Axis returned by PlotPeak so callers can layer annotations.

Return type:

matplotlib.axes.Axes

method_parameters(summary, rank=0, basis='constrained_pareto_then_snr', require_pass=True, require_finite_metrics=True, save_selected=True)[source]

Extract the configuration for a ranked denoising method.

Parameters:
  • summary (DataFrame | pl.DataFrame) – Ranked output produced by the comparison helpers.

  • rank (int, default 0) – Zero-based index of the desired method after Pareto filtering.

  • basis (str, default "constrained_pareto_then_snr") – Strategy forwarded to select_methods() when Pareto filtering is available.

  • require_pass (bool, default True) – If True, discard rows that failed the minimum denoising constraint.

  • require_finite_metrics (bool, default True) – Drop methods with NaNs before ranking.

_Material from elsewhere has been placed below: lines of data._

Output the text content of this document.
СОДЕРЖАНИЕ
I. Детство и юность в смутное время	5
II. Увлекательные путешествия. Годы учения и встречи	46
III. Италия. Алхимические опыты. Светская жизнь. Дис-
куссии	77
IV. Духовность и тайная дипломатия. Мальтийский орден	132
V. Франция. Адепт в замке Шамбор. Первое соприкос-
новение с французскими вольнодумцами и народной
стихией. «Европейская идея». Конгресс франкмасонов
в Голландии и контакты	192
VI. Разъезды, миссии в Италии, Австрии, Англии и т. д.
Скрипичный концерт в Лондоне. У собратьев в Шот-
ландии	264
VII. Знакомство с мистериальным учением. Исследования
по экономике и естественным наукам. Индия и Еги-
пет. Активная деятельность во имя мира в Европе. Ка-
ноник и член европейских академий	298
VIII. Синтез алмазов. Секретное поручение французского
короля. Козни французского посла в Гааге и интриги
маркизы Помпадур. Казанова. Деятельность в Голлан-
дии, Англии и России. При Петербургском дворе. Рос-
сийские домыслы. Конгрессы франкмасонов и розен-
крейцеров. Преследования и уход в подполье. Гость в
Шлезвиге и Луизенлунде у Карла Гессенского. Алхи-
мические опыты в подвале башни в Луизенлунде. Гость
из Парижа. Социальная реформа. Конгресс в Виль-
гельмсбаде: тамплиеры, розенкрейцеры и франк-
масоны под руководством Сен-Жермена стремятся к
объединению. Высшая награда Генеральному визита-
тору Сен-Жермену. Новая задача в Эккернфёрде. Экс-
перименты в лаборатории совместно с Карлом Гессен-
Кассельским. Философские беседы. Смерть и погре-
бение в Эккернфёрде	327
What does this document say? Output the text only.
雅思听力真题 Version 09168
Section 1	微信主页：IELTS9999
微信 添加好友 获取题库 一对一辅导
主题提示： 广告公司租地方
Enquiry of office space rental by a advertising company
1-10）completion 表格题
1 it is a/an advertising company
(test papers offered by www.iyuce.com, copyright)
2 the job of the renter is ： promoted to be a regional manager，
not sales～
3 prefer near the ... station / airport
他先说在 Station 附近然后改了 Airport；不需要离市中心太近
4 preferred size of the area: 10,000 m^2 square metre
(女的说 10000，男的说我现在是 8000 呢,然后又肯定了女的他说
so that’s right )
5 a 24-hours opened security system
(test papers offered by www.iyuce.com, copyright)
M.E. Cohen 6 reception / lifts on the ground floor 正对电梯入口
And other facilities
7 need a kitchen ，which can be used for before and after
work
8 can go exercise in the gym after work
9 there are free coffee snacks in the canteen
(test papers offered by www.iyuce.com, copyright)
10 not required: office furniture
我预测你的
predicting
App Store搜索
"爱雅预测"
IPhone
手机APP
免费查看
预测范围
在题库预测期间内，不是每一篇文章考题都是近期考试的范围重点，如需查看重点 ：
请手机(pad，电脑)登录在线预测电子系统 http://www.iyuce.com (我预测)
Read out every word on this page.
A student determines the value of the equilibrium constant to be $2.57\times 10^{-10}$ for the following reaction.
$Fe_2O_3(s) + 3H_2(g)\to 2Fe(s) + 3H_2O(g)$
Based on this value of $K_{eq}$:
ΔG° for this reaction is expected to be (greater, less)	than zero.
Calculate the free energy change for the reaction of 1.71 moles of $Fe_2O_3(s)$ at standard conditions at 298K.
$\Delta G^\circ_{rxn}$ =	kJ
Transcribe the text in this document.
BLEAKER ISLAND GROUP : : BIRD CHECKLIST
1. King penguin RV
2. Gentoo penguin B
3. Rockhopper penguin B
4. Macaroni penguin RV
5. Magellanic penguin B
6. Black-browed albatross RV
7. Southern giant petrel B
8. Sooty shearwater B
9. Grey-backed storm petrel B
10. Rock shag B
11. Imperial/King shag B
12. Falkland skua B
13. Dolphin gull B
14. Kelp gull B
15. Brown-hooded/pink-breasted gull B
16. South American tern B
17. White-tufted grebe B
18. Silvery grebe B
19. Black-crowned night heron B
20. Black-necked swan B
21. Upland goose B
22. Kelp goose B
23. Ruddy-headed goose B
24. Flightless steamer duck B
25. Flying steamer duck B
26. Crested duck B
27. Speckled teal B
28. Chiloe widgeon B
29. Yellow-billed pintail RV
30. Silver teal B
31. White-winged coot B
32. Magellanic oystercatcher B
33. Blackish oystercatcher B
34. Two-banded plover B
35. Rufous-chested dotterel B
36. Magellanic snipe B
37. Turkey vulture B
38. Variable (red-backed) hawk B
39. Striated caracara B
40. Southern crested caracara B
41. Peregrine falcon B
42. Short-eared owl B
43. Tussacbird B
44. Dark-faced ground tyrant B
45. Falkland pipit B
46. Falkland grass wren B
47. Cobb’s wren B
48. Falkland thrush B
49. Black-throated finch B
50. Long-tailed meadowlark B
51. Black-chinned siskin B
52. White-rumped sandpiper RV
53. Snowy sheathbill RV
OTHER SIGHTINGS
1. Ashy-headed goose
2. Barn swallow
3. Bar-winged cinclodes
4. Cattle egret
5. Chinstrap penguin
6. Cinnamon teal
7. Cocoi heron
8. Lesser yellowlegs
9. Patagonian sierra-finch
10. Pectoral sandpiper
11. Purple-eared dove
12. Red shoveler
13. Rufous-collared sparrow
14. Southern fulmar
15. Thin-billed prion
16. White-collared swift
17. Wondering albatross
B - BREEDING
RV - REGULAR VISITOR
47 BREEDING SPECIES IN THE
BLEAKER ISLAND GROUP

  • save_selected (bool, default True) – Persist the filtered table to OUTPUT_DIR for reproducibility.

Returns:

Parameters suitable for passing into noise_filtering().

Return type:

dict

class mioXpektron.denoise.main.BatchDenoising(file_paths, *, method='wavelet', n_workers=None, backend='threads', progress=True, params=None)[source]

Bases: object

Run denoising across a batch of spectra with stable outputs.

__init__(file_paths, *, method='wavelet', n_workers=None, backend='threads', progress=True, params=None)[source]

Store batch processing parameters for later execution.

run(output_root=None, folder_name='denoised_spectrums', save_result=True)[source]

Execute the batch denoising run.

Parameters:
  • output_root (str | Path | None) – Directory where the result folder will be created. If omitted, defaults to OUTPUT_DIR.

  • folder_name (str, default "denoised_spectrums") – Name for the result folder.

  • save_result (bool, default True) – Persist the executor results dataframe to OUTPUT_DIR.

Returns:

Records describing each processed file.

Return type:

list[BatchResult]